Y pushes Yahalom to just this sort of acceptance when he tells her a story from his military service, about new recruits forced to take (fake) cyanide pills in a simulated training scenario, in order to prove their loyalty to the state. In relating the narrative, he assigns himself one role; not believing him, Yahalom puts forward another possibility, while Y suggests still a third. But all these answers are wrong because they are answers, and cannot convey the motive for metaphor that is at the core of not just this story, but Lapid’s entire body of work. To insist on any answer would be to restrict Y’s parable to the limits of ideology. But in its telling, Y makes clear that he, like so many of Lapid’s characters, is concerned with those dimensions of experience that only the language of myth and metaphor can convey.

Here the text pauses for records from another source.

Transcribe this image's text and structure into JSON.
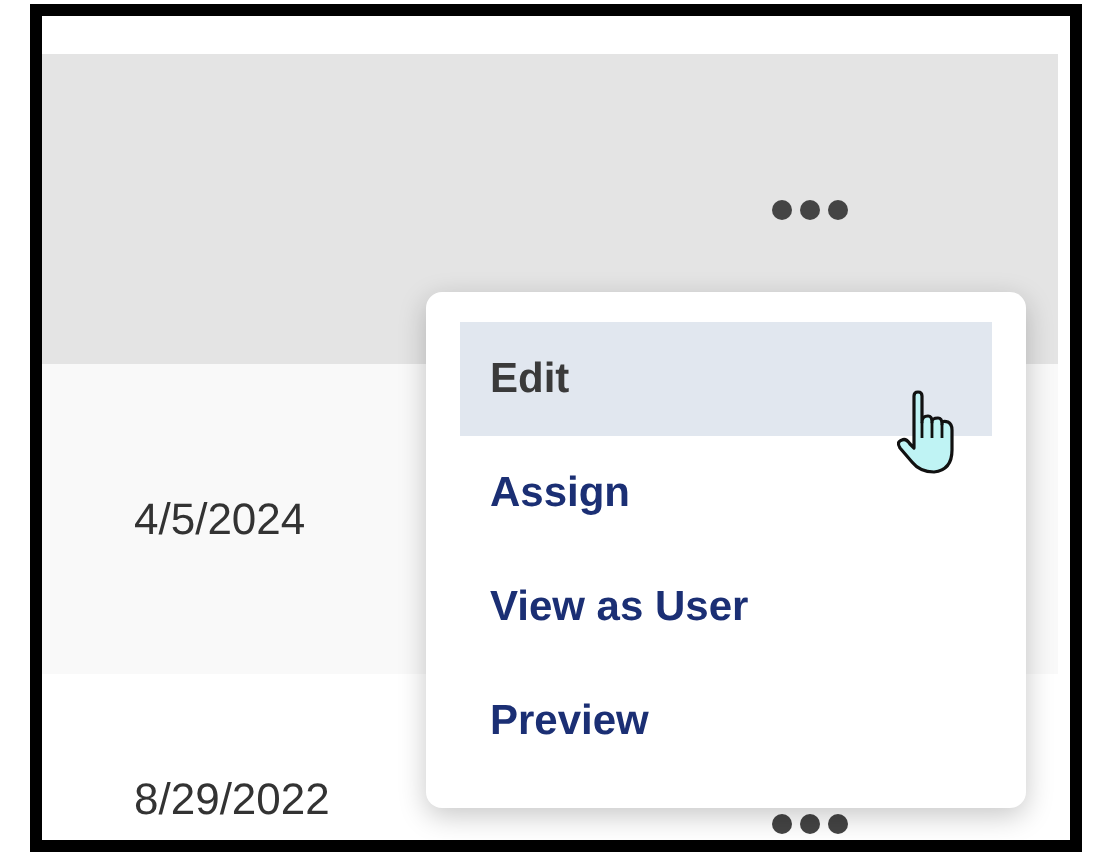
{
  "rows": [
    {
      "selected": true,
      "menu_open": true,
      "more_button": true
    },
    {
      "selected": false,
      "date": "4/5/2024",
      "more_button": false
    },
    {
      "selected": false,
      "date": "8/29/2022",
      "more_button": true
    }
  ],
  "menu": {
    "items": [
      {
        "label": "Edit",
        "selected": true
      },
      {
        "label": "Assign",
        "selected": false
      },
      {
        "label": "View as User",
        "selected": false
      },
      {
        "label": "Preview",
        "selected": false
      }
    ]
  }
}
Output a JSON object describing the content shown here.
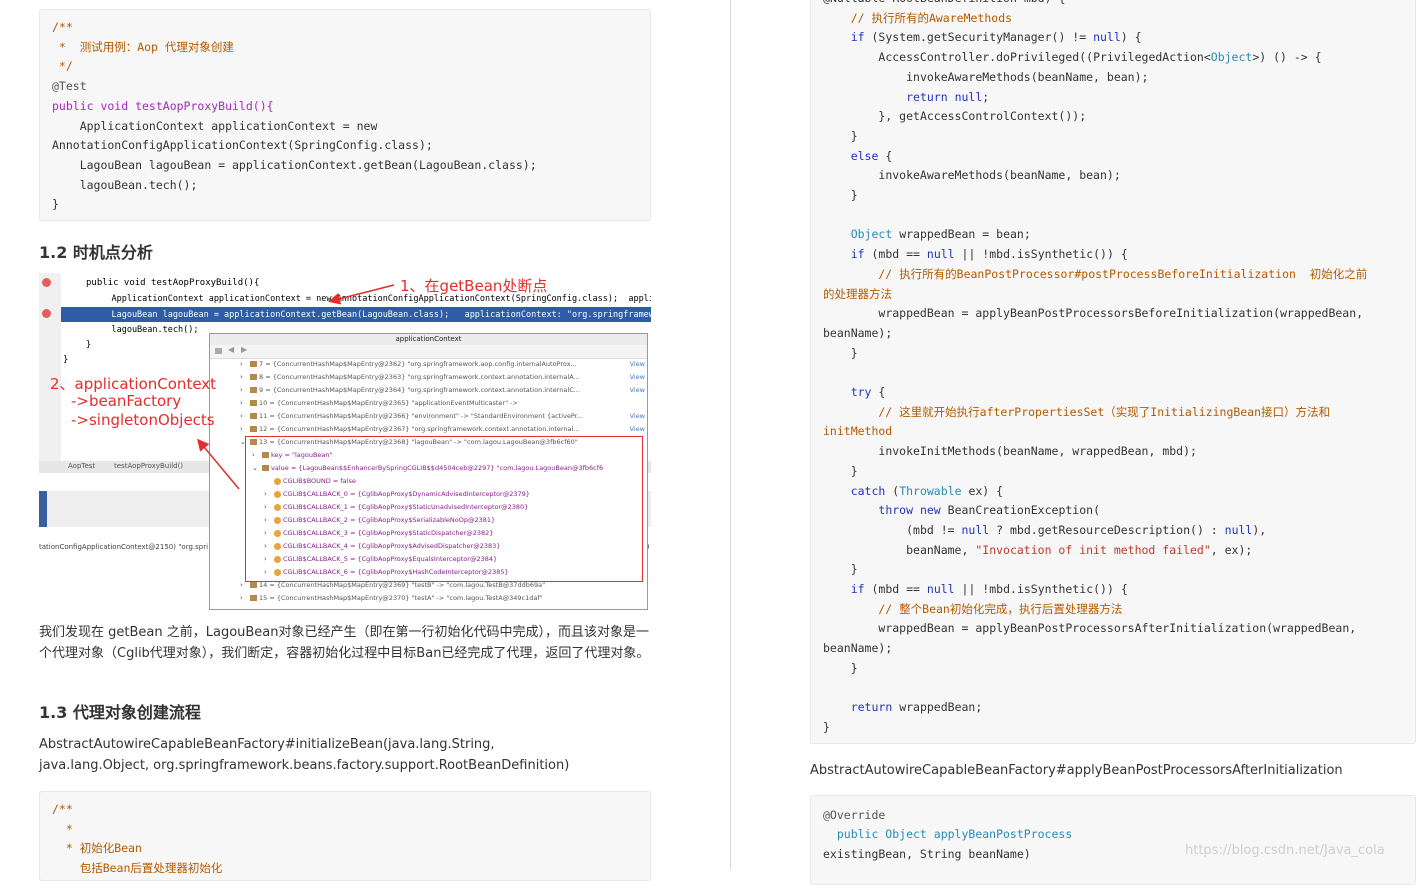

Policeman’s Shira, The Kindergarten Teacher’s Nira, Synonyms’ Yoav, Ahed’s Knee’s Y: all are rather quixotic figures, possessed of an intensely metaphorical cast of mind that so often proves alienating in everyday life. But the films follow their specifications, and not those of more sensible people. True, they are not immune to the pull of political rhetoric, and they each attempt to fanatically identify their lives with their ideals, invariably learning how difficult it is to really change anything. And when they are finally faced with death, imprisonment, or exile, we may be reminded of what Y says to the audience before his screening, that “At the end, geography wins.” But in accepting this, we also accept something deeper: that the will to identify one’s mind with the surrounding geography, no matter the cost, is perhaps the most human thing there is. It is not without its dangers, and can easily be misdirected; but still, it is there, and to deny it would be to deny a part of ourselves. Or, as Marshall McLuhan famously put it: “A man’s reach must exceed his grasp or what’s a metaphor?”